Offline / Online Data Synchronization Design (Javascript) [closed]
I'm currently in the process of writing an offline webapp using all the html5 goodies for offline support. However I'm starting now to think about writing the sync module that will ensure that any offline data gets sent to the server and server data back to the client. Now I'm sure this has been done before, I mean its a pretty classic design issue that affects mobile devices and a plethora of other things. So I'm wondering can anyone point me to some good design resources for this kind of thing?
Now I really do not need to be too sophisticated with this, I mean I'm not handling multiple users accessing the same data and I'm happy not to merge conflicts (just take the latest) but still I would like a design that will allow me those options in the future.
Also, are there any open source projects implementing this type of thing? I'm not above ripping off someone else's code (if license allows) and I'm happy to port.
I had a similar problem. I decided to use a purely JSON in and out approach. The solution I'm taking on form submission is:
- catch the form submit event
- check whether or not the user is online
- if user is online then submit the form as normal form POST
- if user is offline then stringify a JSON request and store it locally (I decided to use Web SQL Database). Queue table is simply Uri and Payload.
Then I have global event hooks for the online / offline events. When the user comes back online, it checks the queue, and if the queue has items in it, it then sends them through as JSON POST requests.

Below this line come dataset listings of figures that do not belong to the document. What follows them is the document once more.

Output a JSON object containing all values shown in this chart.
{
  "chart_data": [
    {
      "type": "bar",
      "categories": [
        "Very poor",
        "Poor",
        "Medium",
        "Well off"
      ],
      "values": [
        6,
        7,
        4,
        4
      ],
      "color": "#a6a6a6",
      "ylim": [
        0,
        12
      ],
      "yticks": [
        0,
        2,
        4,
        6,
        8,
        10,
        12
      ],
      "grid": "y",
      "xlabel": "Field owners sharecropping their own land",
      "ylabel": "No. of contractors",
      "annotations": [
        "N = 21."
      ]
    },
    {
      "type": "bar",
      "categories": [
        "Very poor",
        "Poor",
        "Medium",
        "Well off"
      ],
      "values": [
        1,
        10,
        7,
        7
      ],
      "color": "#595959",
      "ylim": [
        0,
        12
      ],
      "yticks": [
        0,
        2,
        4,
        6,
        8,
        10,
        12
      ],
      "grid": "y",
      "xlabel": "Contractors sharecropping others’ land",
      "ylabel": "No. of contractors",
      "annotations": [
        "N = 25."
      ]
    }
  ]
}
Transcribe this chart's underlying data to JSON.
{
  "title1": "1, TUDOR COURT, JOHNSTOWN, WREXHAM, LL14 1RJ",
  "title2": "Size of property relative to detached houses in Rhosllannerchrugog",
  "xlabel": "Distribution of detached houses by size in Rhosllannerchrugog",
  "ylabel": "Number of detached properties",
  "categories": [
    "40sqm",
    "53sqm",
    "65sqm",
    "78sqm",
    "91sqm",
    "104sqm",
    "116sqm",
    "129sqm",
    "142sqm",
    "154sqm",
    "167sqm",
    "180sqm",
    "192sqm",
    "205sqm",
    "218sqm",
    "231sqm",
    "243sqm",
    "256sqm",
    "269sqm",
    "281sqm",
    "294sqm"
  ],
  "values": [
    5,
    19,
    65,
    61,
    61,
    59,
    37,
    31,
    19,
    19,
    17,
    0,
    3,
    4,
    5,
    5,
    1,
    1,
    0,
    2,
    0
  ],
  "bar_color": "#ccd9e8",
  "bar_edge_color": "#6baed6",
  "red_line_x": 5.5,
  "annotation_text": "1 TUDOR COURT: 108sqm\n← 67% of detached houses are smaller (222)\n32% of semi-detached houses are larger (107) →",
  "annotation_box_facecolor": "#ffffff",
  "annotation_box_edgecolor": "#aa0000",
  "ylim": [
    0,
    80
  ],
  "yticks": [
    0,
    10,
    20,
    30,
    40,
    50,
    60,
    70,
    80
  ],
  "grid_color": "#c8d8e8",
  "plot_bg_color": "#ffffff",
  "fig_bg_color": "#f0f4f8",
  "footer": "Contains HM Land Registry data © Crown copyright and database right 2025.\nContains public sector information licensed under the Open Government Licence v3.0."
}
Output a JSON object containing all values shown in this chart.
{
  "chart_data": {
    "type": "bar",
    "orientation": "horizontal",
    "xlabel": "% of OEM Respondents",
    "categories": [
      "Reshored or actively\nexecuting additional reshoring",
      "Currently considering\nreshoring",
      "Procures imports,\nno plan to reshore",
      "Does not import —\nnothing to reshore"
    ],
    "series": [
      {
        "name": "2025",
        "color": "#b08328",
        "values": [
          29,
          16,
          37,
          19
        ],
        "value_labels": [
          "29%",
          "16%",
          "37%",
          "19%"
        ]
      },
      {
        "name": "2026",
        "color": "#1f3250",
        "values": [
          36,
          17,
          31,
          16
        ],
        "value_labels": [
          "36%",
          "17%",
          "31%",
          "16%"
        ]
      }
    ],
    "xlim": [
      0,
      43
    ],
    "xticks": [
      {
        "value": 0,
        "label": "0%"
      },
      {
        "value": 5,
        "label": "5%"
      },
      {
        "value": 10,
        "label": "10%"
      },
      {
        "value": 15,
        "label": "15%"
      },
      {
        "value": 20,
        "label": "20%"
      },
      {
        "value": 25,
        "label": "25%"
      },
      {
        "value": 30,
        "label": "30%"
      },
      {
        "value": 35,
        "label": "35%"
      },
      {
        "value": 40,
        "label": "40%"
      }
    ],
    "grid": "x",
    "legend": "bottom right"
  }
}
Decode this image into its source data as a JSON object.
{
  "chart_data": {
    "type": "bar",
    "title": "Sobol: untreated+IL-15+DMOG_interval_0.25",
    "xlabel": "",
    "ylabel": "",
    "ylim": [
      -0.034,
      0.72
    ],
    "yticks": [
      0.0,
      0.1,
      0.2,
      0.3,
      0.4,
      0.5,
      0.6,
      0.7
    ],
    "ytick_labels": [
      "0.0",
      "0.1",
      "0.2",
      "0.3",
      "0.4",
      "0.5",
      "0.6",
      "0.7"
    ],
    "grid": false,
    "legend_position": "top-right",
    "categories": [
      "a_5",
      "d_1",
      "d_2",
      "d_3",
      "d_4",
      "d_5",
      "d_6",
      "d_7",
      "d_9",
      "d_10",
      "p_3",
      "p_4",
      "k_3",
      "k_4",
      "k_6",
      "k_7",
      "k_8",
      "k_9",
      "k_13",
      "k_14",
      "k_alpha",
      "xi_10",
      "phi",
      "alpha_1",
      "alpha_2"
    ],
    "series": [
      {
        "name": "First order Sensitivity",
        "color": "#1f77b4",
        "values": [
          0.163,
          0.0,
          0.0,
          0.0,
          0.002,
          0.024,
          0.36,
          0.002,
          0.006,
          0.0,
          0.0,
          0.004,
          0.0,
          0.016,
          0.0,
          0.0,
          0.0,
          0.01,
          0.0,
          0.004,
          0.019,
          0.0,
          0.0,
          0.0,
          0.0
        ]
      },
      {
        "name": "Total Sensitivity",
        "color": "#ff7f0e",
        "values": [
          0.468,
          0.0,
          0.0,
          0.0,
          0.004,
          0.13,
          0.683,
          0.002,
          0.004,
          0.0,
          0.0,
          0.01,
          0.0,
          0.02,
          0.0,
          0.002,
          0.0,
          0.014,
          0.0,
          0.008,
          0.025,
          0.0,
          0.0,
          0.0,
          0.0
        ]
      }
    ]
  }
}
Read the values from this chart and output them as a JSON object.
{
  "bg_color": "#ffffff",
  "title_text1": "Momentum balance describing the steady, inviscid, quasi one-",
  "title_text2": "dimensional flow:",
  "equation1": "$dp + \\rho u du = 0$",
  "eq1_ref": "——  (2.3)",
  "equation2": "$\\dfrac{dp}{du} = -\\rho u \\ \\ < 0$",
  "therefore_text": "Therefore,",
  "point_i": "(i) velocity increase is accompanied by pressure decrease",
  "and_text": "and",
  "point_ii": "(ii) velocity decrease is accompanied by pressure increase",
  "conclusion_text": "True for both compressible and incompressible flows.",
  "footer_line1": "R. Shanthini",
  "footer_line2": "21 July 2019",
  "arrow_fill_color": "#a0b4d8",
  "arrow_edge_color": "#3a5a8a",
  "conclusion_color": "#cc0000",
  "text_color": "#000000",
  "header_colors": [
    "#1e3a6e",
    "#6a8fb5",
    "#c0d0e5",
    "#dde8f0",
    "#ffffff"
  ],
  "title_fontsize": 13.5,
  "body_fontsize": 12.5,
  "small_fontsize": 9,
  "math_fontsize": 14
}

If you are primarily interested in getting JSON data and caching it for offline usage, then take a look at jquery.offline.
The challenge with synchronizing in both direction is that you need to update the local cached lists with any CRUD work that you have queued.
I'd like to find a more generic way to do this.
My plan for a similar design (not yet tried) is to use something like PouchDB to store the data locally and then sync it with a remote couch instance.